= Iliad: The Most Renowned War Legend =

Board wargame

Box cover art by Enea Riboldi

Iliad: The Most Renowned War Legend is a board wargame published by the Italian game publisher International Team (IT) in 1979 that simulates the siege of Troy as described in Homer's Iliad.

==Background==
As described in Homer's Iliad, Paris of Troy kidnapped Helen, daughter of Menelaus and took her to Troy. Menelaus gathered an army and besieged Troy for nine years. Then disputes arose between the Greek kings Agamenon and Achilles, and Achilles withdrew from the siege.

==Description==
Iliad is a two-player board wargame in which one player controls the Greek besiegers, and the other controls the Trojan defenders. The game simulates the four days of battle described in Homer's ode following the departure of Achilles.

The boxed set comes with a hex grid game board, 51 counters divided between Greek and Trojan heroes, and a 10-page rulebook written in Italian, with English, French and German translations.

Complexity of play was rated by the publisher as Level 1 (the least complex).
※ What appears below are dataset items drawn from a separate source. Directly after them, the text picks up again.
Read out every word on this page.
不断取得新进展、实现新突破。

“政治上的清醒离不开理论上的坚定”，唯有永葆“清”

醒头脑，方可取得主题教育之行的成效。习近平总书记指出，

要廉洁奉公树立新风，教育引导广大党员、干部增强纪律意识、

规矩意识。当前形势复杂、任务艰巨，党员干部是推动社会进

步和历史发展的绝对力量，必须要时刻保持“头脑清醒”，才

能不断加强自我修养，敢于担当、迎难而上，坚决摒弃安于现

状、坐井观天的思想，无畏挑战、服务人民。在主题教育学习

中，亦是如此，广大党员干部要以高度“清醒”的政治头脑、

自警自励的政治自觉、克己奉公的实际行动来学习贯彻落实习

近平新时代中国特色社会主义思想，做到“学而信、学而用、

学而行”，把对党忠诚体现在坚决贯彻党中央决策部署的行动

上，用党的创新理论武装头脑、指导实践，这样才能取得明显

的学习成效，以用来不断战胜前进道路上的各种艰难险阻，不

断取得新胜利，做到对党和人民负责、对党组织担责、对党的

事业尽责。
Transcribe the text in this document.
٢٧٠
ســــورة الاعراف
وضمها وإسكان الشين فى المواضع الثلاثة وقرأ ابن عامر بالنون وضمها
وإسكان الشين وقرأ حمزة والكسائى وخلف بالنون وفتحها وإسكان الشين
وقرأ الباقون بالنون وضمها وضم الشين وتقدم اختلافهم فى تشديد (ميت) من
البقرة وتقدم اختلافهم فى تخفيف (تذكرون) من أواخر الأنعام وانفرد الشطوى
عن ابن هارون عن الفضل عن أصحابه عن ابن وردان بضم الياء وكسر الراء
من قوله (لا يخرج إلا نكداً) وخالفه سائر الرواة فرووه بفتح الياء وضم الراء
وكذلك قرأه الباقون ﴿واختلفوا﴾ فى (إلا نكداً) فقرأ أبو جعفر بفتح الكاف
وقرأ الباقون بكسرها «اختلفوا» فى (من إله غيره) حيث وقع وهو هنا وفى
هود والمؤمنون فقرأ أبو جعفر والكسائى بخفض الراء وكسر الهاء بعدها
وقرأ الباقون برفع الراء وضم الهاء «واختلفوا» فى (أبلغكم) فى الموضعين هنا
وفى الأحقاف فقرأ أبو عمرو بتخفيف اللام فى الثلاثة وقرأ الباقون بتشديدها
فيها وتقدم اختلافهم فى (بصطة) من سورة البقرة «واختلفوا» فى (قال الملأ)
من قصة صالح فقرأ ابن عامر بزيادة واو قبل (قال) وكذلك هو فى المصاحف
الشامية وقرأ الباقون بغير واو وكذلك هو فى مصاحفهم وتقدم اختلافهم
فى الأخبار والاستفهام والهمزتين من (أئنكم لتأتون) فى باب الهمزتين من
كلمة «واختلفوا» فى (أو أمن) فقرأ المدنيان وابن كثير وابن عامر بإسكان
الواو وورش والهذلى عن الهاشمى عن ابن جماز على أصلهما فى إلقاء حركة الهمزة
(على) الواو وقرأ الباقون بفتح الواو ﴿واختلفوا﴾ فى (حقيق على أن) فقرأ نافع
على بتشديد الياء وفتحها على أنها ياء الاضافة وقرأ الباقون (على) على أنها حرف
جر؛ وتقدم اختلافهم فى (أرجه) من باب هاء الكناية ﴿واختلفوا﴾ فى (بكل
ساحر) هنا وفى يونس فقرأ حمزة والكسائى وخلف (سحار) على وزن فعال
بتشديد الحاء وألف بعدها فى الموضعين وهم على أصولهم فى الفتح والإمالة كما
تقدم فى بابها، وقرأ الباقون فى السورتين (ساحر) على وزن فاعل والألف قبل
Critic Tom Oleson noted, "Because of its simplicity, Iliad is only useful as an introductory game."

===Victory conditions===
- The Greek player wins if Troy is occupied by 5 Greek heroes.
- The Trojan player wins if the Greek encampment is occupied by 5 Trojan heroes.

==Publication history==
Iliad was designed by Marco Donadoni, and published by IT in 1979 with box cover art by Enea Riboldi.

Although Game Designers' Workshop had published a game titled Iliad the previous year, the two games are not related.

==Reception==
In Issue 22 of Fire & Movement, Tom Oleson thought the best thing about the game was "its superlative appearance, among the most striking of all wargames." However, Oleson found the game was too long despite its simplistic rules, often running four to five hours. Oleson also noted, "although the rules are short and unsophisticated, they are riddled with ambiguities ... One of the key ambiguities concerns Achilles’ possible entry in an emergency." Oleson concluded, "This game is interesting as an example of the 'state of the art' in Italy, not for purchase and repeated play. If I were stranded on a desert island with Iliad, I'm sure I could play it many times with enjoyment — but it certainly wouldn't be on my list of games to take with me to that island, even if the list had 100 places."

In a retrospective review in Simulacrum written over twenty years after the game's publication, Joseph Scoleri commented, "While the IT games are notable for their polished components, many of them also became notorious (to English readers) on account of their rulebooks written in Italian, English, French and German. The English translations are renowned for being poorly done." Scoleri noted that the game had been relatively expensive (US$34.95) when it was first published, writing "Iliad did not offer much gameplay for your dollar — especially when you consider that it sold for almost $8 more than games such as SPI's NATO Division Commander (a 1200 counter wargame which offered hour after hour of game play)."

==Awards==
At the 1979 Origins Awards, Iliad was a finalist for a Charles S. Roberts Award in the category "Best Fantasy/Futuristic Board Game of 1978".